Electronic and Postal Communications Authority

Agency overview
- Jurisdiction: Albania
- Headquarters: Reshit Çollaku street, nr. 43, Tirana, Albania
- Agency executive: Tomi Frashëri, Chairman of the Steering Board;
- Website: akep.al

= Electronic and Postal Communications Authority (Albania) =

Government agency of Albania

The Electronic and Postal Communications Authority (Autoriteti i Komunikimeve Elektronike dhe Postare, often abbreviated as AKEP) is the regulatory body in the electronic communications and postal services field, which supervises the regulatory framework provided for in the law on electronic communications and the law on postal services, and development policies defined by the Council of Ministers. The institutional role, functions, and competencies as a regulatory body in the electronic communications and postal services field are provided for in the material legislation on electronic communications and postal services in the Republic of Albania.
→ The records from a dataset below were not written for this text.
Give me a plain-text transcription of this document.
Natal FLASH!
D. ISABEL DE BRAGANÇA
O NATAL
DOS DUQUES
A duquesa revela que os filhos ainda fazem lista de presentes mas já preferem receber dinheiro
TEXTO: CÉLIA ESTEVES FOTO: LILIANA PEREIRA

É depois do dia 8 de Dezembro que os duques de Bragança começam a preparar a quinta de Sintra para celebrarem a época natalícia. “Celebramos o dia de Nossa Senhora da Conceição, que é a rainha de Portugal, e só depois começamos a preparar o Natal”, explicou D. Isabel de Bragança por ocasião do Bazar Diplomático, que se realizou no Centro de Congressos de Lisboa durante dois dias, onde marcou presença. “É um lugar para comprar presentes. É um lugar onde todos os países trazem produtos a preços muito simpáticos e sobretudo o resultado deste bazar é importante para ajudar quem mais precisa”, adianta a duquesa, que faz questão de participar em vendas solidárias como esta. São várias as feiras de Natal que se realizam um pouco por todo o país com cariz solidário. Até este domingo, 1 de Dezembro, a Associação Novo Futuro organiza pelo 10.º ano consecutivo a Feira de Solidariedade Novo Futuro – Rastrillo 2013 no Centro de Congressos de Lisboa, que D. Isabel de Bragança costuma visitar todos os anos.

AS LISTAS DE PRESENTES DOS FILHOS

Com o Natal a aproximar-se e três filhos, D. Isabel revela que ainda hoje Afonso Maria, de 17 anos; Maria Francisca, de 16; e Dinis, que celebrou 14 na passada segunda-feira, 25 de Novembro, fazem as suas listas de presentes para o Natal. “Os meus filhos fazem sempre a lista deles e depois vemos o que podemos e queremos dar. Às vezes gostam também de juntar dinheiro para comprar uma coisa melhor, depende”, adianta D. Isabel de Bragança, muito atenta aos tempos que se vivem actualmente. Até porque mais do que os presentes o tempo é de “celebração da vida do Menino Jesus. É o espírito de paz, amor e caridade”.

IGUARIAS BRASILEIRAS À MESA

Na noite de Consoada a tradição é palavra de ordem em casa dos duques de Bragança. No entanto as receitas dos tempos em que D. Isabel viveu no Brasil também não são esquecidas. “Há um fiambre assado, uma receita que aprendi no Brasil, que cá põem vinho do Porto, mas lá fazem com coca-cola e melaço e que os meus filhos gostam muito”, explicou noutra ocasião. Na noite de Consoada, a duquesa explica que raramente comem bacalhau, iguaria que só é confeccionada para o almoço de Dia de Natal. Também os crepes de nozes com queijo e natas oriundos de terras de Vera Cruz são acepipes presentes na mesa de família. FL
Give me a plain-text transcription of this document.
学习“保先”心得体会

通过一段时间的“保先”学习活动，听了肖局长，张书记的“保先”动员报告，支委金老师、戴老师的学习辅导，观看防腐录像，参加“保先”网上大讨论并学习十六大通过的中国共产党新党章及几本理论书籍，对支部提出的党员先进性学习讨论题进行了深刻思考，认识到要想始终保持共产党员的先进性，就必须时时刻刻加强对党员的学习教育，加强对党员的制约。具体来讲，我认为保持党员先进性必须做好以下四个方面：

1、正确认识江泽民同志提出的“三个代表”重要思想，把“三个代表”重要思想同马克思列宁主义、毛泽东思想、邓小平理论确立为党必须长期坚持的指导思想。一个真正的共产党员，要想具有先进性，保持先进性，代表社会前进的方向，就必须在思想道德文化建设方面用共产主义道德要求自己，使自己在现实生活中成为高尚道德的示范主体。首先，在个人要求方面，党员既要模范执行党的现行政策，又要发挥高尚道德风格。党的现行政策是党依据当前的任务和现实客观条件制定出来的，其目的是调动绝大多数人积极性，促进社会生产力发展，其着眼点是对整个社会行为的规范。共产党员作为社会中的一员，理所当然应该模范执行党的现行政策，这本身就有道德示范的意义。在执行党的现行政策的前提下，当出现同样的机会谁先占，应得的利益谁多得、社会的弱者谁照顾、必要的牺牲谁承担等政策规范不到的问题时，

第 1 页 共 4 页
AKEP is a legal, public, non-budgetary entity, headed by the Steering Council, which is independent in making decisions and abides by its own adopted internal regulation. The Steering Council comprises 5 members appointed by the Parliament upon the proposal of the Council of Ministers. AKEP also manages the .al geographic top-level domain. Its office is located at Rr. Reshit Çollaku, Nr.43 in Tirana.